The International Chamber of Commerce (ICC) has established Incoterms, or international commercial terms, to make global trade simpler. These universally acknowledged guidelines define the responsibilities of both buyers and sellers in international trade contracts and business deals. While some of these terms are applicable to all transport modes, others are exclusively for waterway shipments.
What is Free On Board (FOB)?
Free on Board (FOB) is a term used in international trade to define who covers transportation costs and at what stage the risk of the goods is transferred.
- Packaging and loading the goods
- Providing necessary shipping documentation for export customs clearance and covering taxes
- Delivering the goods to the specified port
- Covering the origin terminal handling charges (OTHC)
- Paying for the cost of goods
- Covering the freight and insurance costs linked to transportation
- Managing customs clearance at the entry port and covering applicable import duties or taxes
- Unloading and inland transportation costs
- Import duties, customs clearance, and any applicable taxes or fees
While these are the general responsibilities that apply, the risk transfer depends on whether you are using “FOB Origin” / “FOB Shipping Point” or “FOB Destination”.
FOB Origin / FOB Shipping Point
“FOB Origin” or “FOB Shipping Point” indicates that the buyer takes ownership of the goods as soon as they leave the seller’s premises. From here, the buyer bears all risks and costs related to possible damage or loss of goods during transportation.
On the other hand, “FOB Destination” agrees that the seller takes on responsibility for the goods until they arrive at the buyer’s designated location. Once the goods reach their destination, the ownership and risk transfer to the buyer.
When to use Free On Board (FOB)
It’s important to underline that FOB is specific to ocean freight shipping, while other Incoterms are more suitable for different modes of transport, like EXW (Ex Works and CPT for example.

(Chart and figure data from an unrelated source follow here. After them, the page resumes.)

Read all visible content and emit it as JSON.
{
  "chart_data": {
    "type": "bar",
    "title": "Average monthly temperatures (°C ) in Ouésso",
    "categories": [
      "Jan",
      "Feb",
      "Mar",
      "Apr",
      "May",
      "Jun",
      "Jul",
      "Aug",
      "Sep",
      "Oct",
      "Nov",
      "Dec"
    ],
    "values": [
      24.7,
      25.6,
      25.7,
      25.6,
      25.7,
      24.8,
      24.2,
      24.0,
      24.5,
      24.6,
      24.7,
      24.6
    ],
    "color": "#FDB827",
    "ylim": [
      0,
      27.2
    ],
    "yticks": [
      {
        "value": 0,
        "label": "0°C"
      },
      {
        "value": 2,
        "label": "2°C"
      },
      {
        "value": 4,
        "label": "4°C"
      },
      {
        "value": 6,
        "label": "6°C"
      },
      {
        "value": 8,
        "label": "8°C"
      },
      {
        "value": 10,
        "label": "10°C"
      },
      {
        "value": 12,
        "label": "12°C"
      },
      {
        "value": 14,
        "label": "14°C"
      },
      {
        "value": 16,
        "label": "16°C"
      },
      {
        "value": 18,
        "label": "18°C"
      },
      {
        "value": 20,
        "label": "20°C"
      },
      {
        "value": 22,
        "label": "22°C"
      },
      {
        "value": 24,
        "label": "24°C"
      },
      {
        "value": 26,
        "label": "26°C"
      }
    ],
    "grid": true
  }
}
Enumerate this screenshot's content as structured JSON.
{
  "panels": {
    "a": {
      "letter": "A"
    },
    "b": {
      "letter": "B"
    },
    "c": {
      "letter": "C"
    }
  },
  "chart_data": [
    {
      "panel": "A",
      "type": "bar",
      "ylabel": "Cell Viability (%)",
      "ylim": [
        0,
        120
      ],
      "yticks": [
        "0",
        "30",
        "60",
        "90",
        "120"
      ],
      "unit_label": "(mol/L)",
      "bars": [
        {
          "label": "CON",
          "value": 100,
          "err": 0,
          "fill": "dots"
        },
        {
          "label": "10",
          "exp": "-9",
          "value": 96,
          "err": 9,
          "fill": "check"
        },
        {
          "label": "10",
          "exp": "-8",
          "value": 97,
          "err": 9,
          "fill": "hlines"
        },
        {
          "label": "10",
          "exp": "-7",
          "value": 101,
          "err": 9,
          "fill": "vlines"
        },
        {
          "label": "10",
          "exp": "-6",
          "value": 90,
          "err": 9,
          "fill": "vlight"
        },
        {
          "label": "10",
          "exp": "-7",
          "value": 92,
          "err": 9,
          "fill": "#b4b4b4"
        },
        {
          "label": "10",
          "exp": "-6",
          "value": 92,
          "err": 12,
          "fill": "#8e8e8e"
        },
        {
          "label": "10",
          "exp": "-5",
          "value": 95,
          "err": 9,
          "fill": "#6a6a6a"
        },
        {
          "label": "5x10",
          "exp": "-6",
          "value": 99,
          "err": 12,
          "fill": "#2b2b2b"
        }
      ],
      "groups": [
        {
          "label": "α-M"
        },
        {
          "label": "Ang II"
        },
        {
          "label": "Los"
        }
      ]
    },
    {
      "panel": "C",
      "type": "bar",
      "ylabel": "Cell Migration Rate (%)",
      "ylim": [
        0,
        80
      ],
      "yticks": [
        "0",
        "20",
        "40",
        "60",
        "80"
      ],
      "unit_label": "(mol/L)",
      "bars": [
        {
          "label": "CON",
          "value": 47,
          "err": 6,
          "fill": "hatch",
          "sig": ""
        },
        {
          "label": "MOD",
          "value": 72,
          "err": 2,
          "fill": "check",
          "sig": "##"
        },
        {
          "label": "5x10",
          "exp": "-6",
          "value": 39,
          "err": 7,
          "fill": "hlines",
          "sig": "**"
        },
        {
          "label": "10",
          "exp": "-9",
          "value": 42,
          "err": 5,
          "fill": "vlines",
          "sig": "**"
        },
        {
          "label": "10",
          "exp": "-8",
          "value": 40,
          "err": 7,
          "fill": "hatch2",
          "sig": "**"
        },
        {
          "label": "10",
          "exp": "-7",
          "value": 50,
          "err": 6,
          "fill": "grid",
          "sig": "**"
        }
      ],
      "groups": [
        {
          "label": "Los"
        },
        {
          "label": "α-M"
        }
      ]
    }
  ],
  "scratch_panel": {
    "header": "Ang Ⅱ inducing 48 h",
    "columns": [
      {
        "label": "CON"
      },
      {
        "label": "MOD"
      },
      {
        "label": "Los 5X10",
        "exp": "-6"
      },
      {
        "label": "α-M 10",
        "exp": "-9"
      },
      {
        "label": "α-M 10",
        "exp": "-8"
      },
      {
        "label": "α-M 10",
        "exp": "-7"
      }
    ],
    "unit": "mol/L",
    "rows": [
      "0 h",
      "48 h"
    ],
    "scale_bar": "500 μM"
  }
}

Using FOB (Free on Board) for containerized goods is a common mistake that can expose exporters to unnecessary risks. In fact, under FOB, the responsibilities shift once the cargo is on the ship but in case of containerized goods, shippers usually deliver the cargo at the terminal, where it then awaits to be loaded onto the vessel. This interim period, which can be hours or even days, creates an ambiguous zone of accountability. To avoid these risks for containerized freight, it’s advisable to use alternatives such as FCA (Free Carrier) or CPT (Carriage Paid To that are specifically designed for containerized shipments and provide clearer delineation of responsibilities.